Bitter Sneezeweed
Regular price
$3.65
Sale
Helenium amarum
Origin: South-central US & northern Mexico (via Cape Charles, Virginia)
Improvement status: Wild
Seeds per packet: ~50
Germination tested 12/2023: 92%
Life cycle: Annual
Native to the south-central US and northern Mexico, but now naturalized across much of North America, bitter sneezeweed (also called yellow sneezeweed, fiveleaf sneezeweed, or yellowdicks) is a lovely little annual wildflower with some unusual medicinal uses. As the name indicates, it can make you sneeze! It's been used to clear mucus from the sinuses. According to Plants for a Future, a decoction of the plant is used in a sweat bath to treat dropsy (edema or fluid retention) and other swellings.

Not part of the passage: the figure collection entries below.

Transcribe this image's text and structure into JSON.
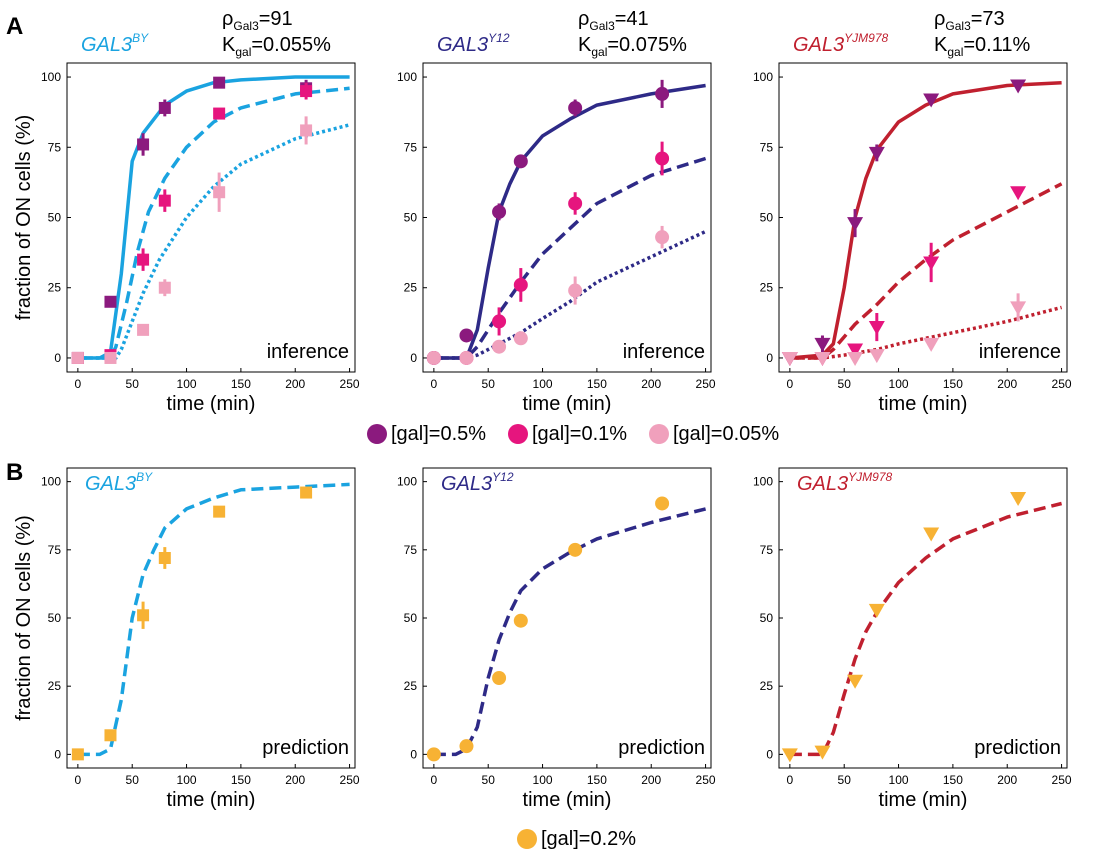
{
  "colors": {
    "by": "#1aa3e0",
    "y12": "#2e2a87",
    "yjm": "#c0202f",
    "gal05": "#8b1a7e",
    "gal01": "#e6157e",
    "gal005": "#f0a0bc",
    "gal02": "#f7b234"
  },
  "panel_a": {
    "letter": "A"
  },
  "panel_b": {
    "letter": "B"
  },
  "legend_a": [
    {
      "label": "[gal]=0.5%",
      "color_key": "gal05"
    },
    {
      "label": "[gal]=0.1%",
      "color_key": "gal01"
    },
    {
      "label": "[gal]=0.05%",
      "color_key": "gal005"
    }
  ],
  "legend_b": [
    {
      "label": "[gal]=0.2%",
      "color_key": "gal02"
    }
  ],
  "chart_data": [
    {
      "id": "a1",
      "type": "line",
      "panel": "A",
      "strain": "GAL3",
      "strain_sup": "BY",
      "color_key": "by",
      "marker": "square",
      "rho_label": "ρ",
      "rho_sub": "Gal3",
      "rho_value": "=91",
      "k_label": "K",
      "k_sub": "gal",
      "k_value": "=0.055%",
      "corner": "inference",
      "ylabel": "fraction of ON cells (%)",
      "xlabel": "time (min)",
      "xlim": [
        -10,
        255
      ],
      "ylim": [
        -5,
        105
      ],
      "xticks": [
        0,
        50,
        100,
        150,
        200,
        250
      ],
      "yticks": [
        0,
        25,
        50,
        75,
        100
      ],
      "curves": [
        {
          "name": "[gal]=0.5%",
          "style": "solid",
          "x": [
            0,
            20,
            30,
            40,
            50,
            60,
            70,
            80,
            100,
            125,
            150,
            200,
            250
          ],
          "y": [
            0,
            0,
            2,
            30,
            70,
            80,
            85,
            90,
            95,
            98,
            99,
            100,
            100
          ]
        },
        {
          "name": "[gal]=0.1%",
          "style": "dashed",
          "x": [
            0,
            30,
            35,
            45,
            55,
            65,
            80,
            100,
            125,
            150,
            200,
            250
          ],
          "y": [
            0,
            0,
            4,
            20,
            38,
            52,
            64,
            75,
            84,
            89,
            94,
            96
          ]
        },
        {
          "name": "[gal]=0.05%",
          "style": "dotted",
          "x": [
            0,
            35,
            40,
            50,
            60,
            75,
            100,
            125,
            150,
            200,
            250
          ],
          "y": [
            0,
            0,
            3,
            13,
            23,
            35,
            50,
            61,
            69,
            78,
            83
          ]
        }
      ],
      "series": [
        {
          "name": "[gal]=0.5%",
          "color_key": "gal05",
          "x": [
            0,
            30,
            60,
            80,
            130,
            210
          ],
          "y": [
            0,
            20,
            76,
            89,
            98,
            96
          ],
          "err": [
            0,
            2,
            4,
            3,
            0,
            3
          ]
        },
        {
          "name": "[gal]=0.1%",
          "color_key": "gal01",
          "x": [
            0,
            30,
            60,
            80,
            130,
            210
          ],
          "y": [
            0,
            1,
            35,
            56,
            87,
            95
          ],
          "err": [
            0,
            0,
            4,
            4,
            0,
            3
          ]
        },
        {
          "name": "[gal]=0.05%",
          "color_key": "gal005",
          "x": [
            0,
            30,
            60,
            80,
            130,
            210
          ],
          "y": [
            0,
            0,
            10,
            25,
            59,
            81
          ],
          "err": [
            0,
            0,
            2,
            3,
            7,
            5
          ]
        }
      ]
    },
    {
      "id": "a2",
      "type": "line",
      "panel": "A",
      "strain": "GAL3",
      "strain_sup": "Y12",
      "color_key": "y12",
      "marker": "circle",
      "rho_label": "ρ",
      "rho_sub": "Gal3",
      "rho_value": "=41",
      "k_label": "K",
      "k_sub": "gal",
      "k_value": "=0.075%",
      "corner": "inference",
      "ylabel": "",
      "xlabel": "time (min)",
      "xlim": [
        -10,
        255
      ],
      "ylim": [
        -5,
        105
      ],
      "xticks": [
        0,
        50,
        100,
        150,
        200,
        250
      ],
      "yticks": [
        0,
        25,
        50,
        75,
        100
      ],
      "curves": [
        {
          "name": "[gal]=0.5%",
          "style": "solid",
          "x": [
            0,
            30,
            40,
            50,
            60,
            70,
            80,
            100,
            125,
            150,
            200,
            250
          ],
          "y": [
            0,
            0,
            10,
            32,
            52,
            62,
            70,
            79,
            85,
            90,
            94,
            97
          ]
        },
        {
          "name": "[gal]=0.1%",
          "style": "dashed",
          "x": [
            0,
            30,
            40,
            50,
            60,
            80,
            100,
            125,
            150,
            200,
            250
          ],
          "y": [
            0,
            0,
            4,
            10,
            16,
            27,
            37,
            46,
            55,
            65,
            71
          ]
        },
        {
          "name": "[gal]=0.05%",
          "style": "dotted",
          "x": [
            0,
            30,
            40,
            60,
            80,
            100,
            125,
            150,
            200,
            250
          ],
          "y": [
            0,
            0,
            1,
            5,
            9,
            14,
            20,
            27,
            36,
            45
          ]
        }
      ],
      "series": [
        {
          "name": "[gal]=0.5%",
          "color_key": "gal05",
          "x": [
            0,
            30,
            60,
            80,
            130,
            210
          ],
          "y": [
            0,
            8,
            52,
            70,
            89,
            94
          ],
          "err": [
            0,
            0,
            3,
            2,
            3,
            5
          ]
        },
        {
          "name": "[gal]=0.1%",
          "color_key": "gal01",
          "x": [
            0,
            30,
            60,
            80,
            130,
            210
          ],
          "y": [
            0,
            0,
            13,
            26,
            55,
            71
          ],
          "err": [
            0,
            0,
            5,
            6,
            4,
            6
          ]
        },
        {
          "name": "[gal]=0.05%",
          "color_key": "gal005",
          "x": [
            0,
            30,
            60,
            80,
            130,
            210
          ],
          "y": [
            0,
            0,
            4,
            7,
            24,
            43
          ],
          "err": [
            0,
            0,
            0,
            1,
            5,
            4
          ]
        }
      ]
    },
    {
      "id": "a3",
      "type": "line",
      "panel": "A",
      "strain": "GAL3",
      "strain_sup": "YJM978",
      "color_key": "yjm",
      "marker": "triangle",
      "rho_label": "ρ",
      "rho_sub": "Gal3",
      "rho_value": "=73",
      "k_label": "K",
      "k_sub": "gal",
      "k_value": "=0.11%",
      "corner": "inference",
      "ylabel": "",
      "xlabel": "time (min)",
      "xlim": [
        -10,
        255
      ],
      "ylim": [
        -5,
        105
      ],
      "xticks": [
        0,
        50,
        100,
        150,
        200,
        250
      ],
      "yticks": [
        0,
        25,
        50,
        75,
        100
      ],
      "curves": [
        {
          "name": "[gal]=0.5%",
          "style": "solid",
          "x": [
            0,
            30,
            40,
            50,
            60,
            70,
            80,
            100,
            125,
            150,
            200,
            250
          ],
          "y": [
            0,
            1,
            5,
            25,
            50,
            64,
            74,
            84,
            90,
            94,
            97,
            98
          ]
        },
        {
          "name": "[gal]=0.1%",
          "style": "dashed",
          "x": [
            0,
            30,
            40,
            60,
            80,
            100,
            125,
            150,
            200,
            250
          ],
          "y": [
            0,
            0,
            3,
            12,
            19,
            27,
            35,
            42,
            52,
            62
          ]
        },
        {
          "name": "[gal]=0.05%",
          "style": "dotted",
          "x": [
            0,
            30,
            50,
            80,
            100,
            125,
            150,
            200,
            250
          ],
          "y": [
            0,
            0,
            1,
            3,
            5,
            7,
            9,
            13,
            18
          ]
        }
      ],
      "series": [
        {
          "name": "[gal]=0.5%",
          "color_key": "gal05",
          "x": [
            0,
            30,
            60,
            80,
            130,
            210
          ],
          "y": [
            0,
            5,
            48,
            73,
            92,
            97
          ],
          "err": [
            0,
            3,
            5,
            3,
            0,
            0
          ]
        },
        {
          "name": "[gal]=0.1%",
          "color_key": "gal01",
          "x": [
            0,
            30,
            60,
            80,
            130,
            210
          ],
          "y": [
            0,
            0,
            3,
            11,
            34,
            59
          ],
          "err": [
            0,
            0,
            0,
            5,
            7,
            0
          ]
        },
        {
          "name": "[gal]=0.05%",
          "color_key": "gal005",
          "x": [
            0,
            30,
            60,
            80,
            130,
            210
          ],
          "y": [
            0,
            0,
            0,
            1,
            5,
            18
          ],
          "err": [
            0,
            0,
            0,
            0,
            0,
            5
          ]
        }
      ]
    },
    {
      "id": "b1",
      "type": "line",
      "panel": "B",
      "strain": "GAL3",
      "strain_sup": "BY",
      "color_key": "by",
      "marker": "square",
      "corner": "prediction",
      "ylabel": "fraction of ON cells (%)",
      "xlabel": "time (min)",
      "xlim": [
        -10,
        255
      ],
      "ylim": [
        -5,
        105
      ],
      "xticks": [
        0,
        50,
        100,
        150,
        200,
        250
      ],
      "yticks": [
        0,
        25,
        50,
        75,
        100
      ],
      "curves": [
        {
          "name": "[gal]=0.2%",
          "style": "dashed",
          "x": [
            0,
            20,
            30,
            40,
            50,
            60,
            70,
            80,
            100,
            125,
            150,
            200,
            250
          ],
          "y": [
            0,
            0,
            2,
            20,
            50,
            66,
            75,
            83,
            90,
            94,
            97,
            98,
            99
          ]
        }
      ],
      "series": [
        {
          "name": "[gal]=0.2%",
          "color_key": "gal02",
          "x": [
            0,
            30,
            60,
            80,
            130,
            210
          ],
          "y": [
            0,
            7,
            51,
            72,
            89,
            96
          ],
          "err": [
            0,
            0,
            5,
            4,
            2,
            0
          ]
        }
      ]
    },
    {
      "id": "b2",
      "type": "line",
      "panel": "B",
      "strain": "GAL3",
      "strain_sup": "Y12",
      "color_key": "y12",
      "marker": "circle",
      "corner": "prediction",
      "ylabel": "",
      "xlabel": "time (min)",
      "xlim": [
        -10,
        255
      ],
      "ylim": [
        -5,
        105
      ],
      "xticks": [
        0,
        50,
        100,
        150,
        200,
        250
      ],
      "yticks": [
        0,
        25,
        50,
        75,
        100
      ],
      "curves": [
        {
          "name": "[gal]=0.2%",
          "style": "dashed",
          "x": [
            0,
            20,
            30,
            40,
            50,
            60,
            70,
            80,
            100,
            125,
            150,
            200,
            250
          ],
          "y": [
            0,
            0,
            2,
            10,
            28,
            42,
            52,
            60,
            68,
            74,
            79,
            85,
            90
          ]
        }
      ],
      "series": [
        {
          "name": "[gal]=0.2%",
          "color_key": "gal02",
          "x": [
            0,
            30,
            60,
            80,
            130,
            210
          ],
          "y": [
            0,
            3,
            28,
            49,
            75,
            92
          ],
          "err": [
            0,
            0,
            0,
            0,
            0,
            0
          ]
        }
      ]
    },
    {
      "id": "b3",
      "type": "line",
      "panel": "B",
      "strain": "GAL3",
      "strain_sup": "YJM978",
      "color_key": "yjm",
      "marker": "triangle",
      "corner": "prediction",
      "ylabel": "",
      "xlabel": "time (min)",
      "xlim": [
        -10,
        255
      ],
      "ylim": [
        -5,
        105
      ],
      "xticks": [
        0,
        50,
        100,
        150,
        200,
        250
      ],
      "yticks": [
        0,
        25,
        50,
        75,
        100
      ],
      "curves": [
        {
          "name": "[gal]=0.2%",
          "style": "dashed",
          "x": [
            0,
            30,
            40,
            50,
            60,
            70,
            80,
            100,
            125,
            150,
            200,
            250
          ],
          "y": [
            0,
            0,
            8,
            22,
            35,
            45,
            52,
            63,
            72,
            79,
            87,
            92
          ]
        }
      ],
      "series": [
        {
          "name": "[gal]=0.2%",
          "color_key": "gal02",
          "x": [
            0,
            30,
            60,
            80,
            130,
            210
          ],
          "y": [
            0,
            1,
            27,
            53,
            81,
            94
          ],
          "err": [
            0,
            0,
            0,
            0,
            0,
            0
          ]
        }
      ]
    }
  ]
}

Plant height ranges from 6 inches to over 2 feet tall. The pretty yellow flowers resemble daisies, but with a more spherical disc of tiny flowers in the center (upwards of 250 of them per half-inch disc), surrounded by 8 or 10 doubly-incised ray petals angled downward. The foliage is fine and lacy.
EFN co-founder Nate Kleinman collected these seeds in Cape Charles, Virginia, where they were found giving a splash of color and life to the abandoned edge of a gravelly parking lot.
NOTE: If you or your neighbors keep bees, or you pasture any dairy animals, we recommend you avoid this plant for a simple reason: this plant is so bitter that if dairy animals eat even a small amount of it, their milk will be intolerably bitter; and likewise if bees consume nectar from this plant, they will make bitter honey. But despite this, the plant is a good source of nectar for various wild insects. Rabbits, on the other hand, are said to leave this plant alone completely!